ВСЕ ЛЮБЛЮ И НИЧЕГО НЕ ЖДУ

ЛЕОНИД ЗАВАЛЬНЮК (1931-2010)




* *
*

Дорогой дедушка,
Забери ты меня отсюда!..
Догорает в реке
Голубая зарница...
Что, казалось бы, родина,
Если дом твой повсюду.
Но так тянет в остывший очаг
Золотым угольком зарониться!
Не зажечь тот огонь,
Что согрел тебя в давние годы:
Он ушел не из жизни,
Он ушел из земли,
Из природы.
И остался лишь в снах
Да в желании вдруг возвратиться
В те небывшие дни,
Где о прошлом еще не грустится.

* *
*

Ничего не помню, но былому верен —
Каждой боли прожитого дня.
Нищенским свирепым откровеньем
Одарила родина меня.
Хлеб?
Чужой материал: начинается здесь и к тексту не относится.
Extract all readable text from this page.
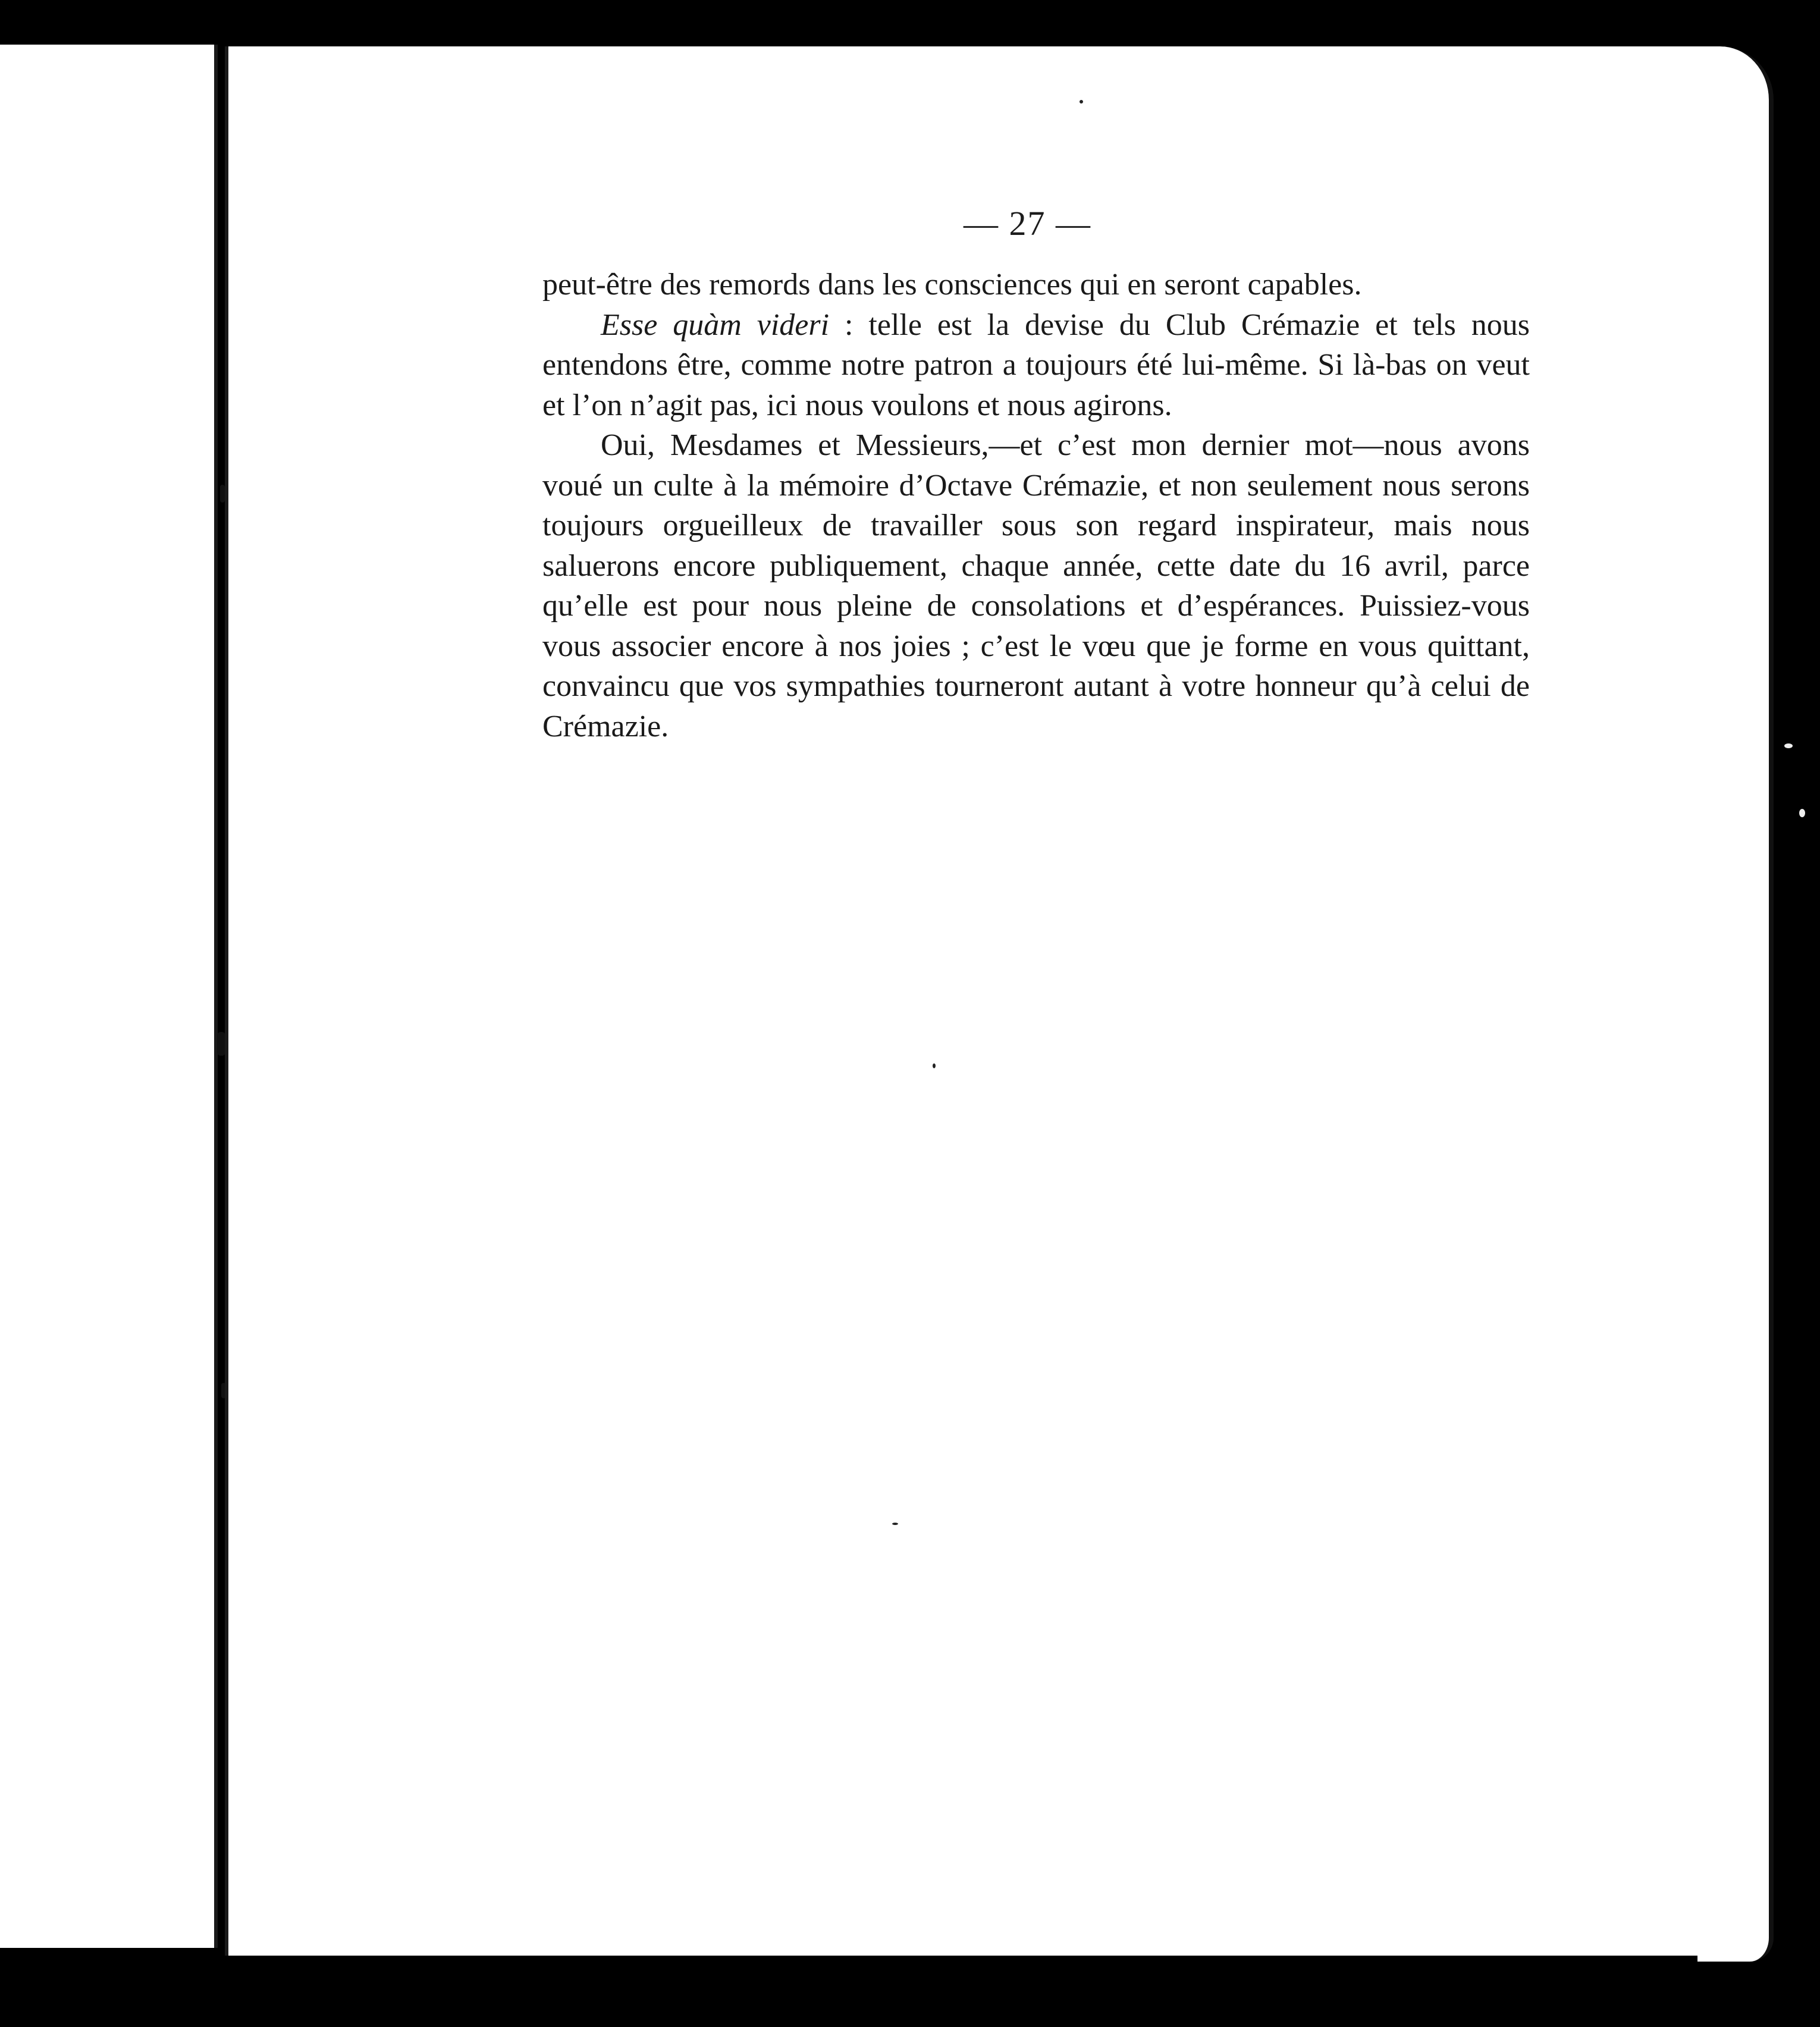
— 27 —

peut-être des remords dans les consciences qui en seront capables.

Esse quàm videri : telle est la devise du Club Crémazie et tels nous entendons être, comme notre patron a toujours été lui-même. Si là-bas on veut et l’on n’agit pas, ici nous voulons et nous agirons.

Oui, Mesdames et Messieurs,—et c’est mon dernier mot—nous avons voué un culte à la mémoire d’Octave Crémazie, et non seulement nous serons toujours orgueilleux de travailler sous son regard inspirateur, mais nous saluerons encore publiquement, chaque année, cette date du 16 avril, parce qu’elle est pour nous pleine de consolations et d’espérances. Puissiez-vous vous associer encore à nos joies ; c’est le vœu que je forme en vous quittant, convaincu que vos sympathies tourneront autant à votre honneur qu’à celui de Crémazie.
Что хлеб!.. Мне белый свет подарен.
Кем? Не знаю. Взял и не гадал.
Нищий никому не благодарен:
Что подали, это Бог подал.
Господи! По жизненному полю,
Как по вечной паперти, иду.
Всех люблю и никого не помню.
Все приемлю — небеса и землю,
Все люблю и ничего не жду.



* *
*

То ль японка, то ли ее пчелы покусали.
Лик припух. Но этот лик — душа...
Что она там делала на крохотном вокзале,
Кроткими ресницами шурша?
Может быть, ждала кого:
Сейчас вот скрипнут двери...
Но летели мимо поезда,
С деловитым, злым высокомерьем
Прокричав на стрелках: "Навсегда!”
Тыщу лет прошло с тех пор.
Ах, побывать в Японии!..
Впрочем, нет. Что поиски? Тщета.
Я люблю в ней то , что детским стоном помнил:
Обреченность, чистость, доброта.
Обреченность — чудо дальней дали,
Дальше коей только небо без планет.
Что она там делала на крохотном вокзале
Одинокая, случайная, как свет?..


* *
*

Держись за боль. Все остальное рухнет.
А остальное что? Все боль или тщета.
Но вдруг сквозь тлен, сквозь суету и рухлядь
Такая сила, страсть и красота!
О, ближний, кто ты? И откуда свет,
Что из тебя иль сквозь тебя струится?
Ты сон, мираж души?
И слышится в ответ:
— Я то, что есть в любом, кто края не боится.
— А как же с болью быть? —
И слышится в ответ:
— Одна есть боль на этом свете оголтелом.
И эта боль есть Бог.
Душа болеет телом.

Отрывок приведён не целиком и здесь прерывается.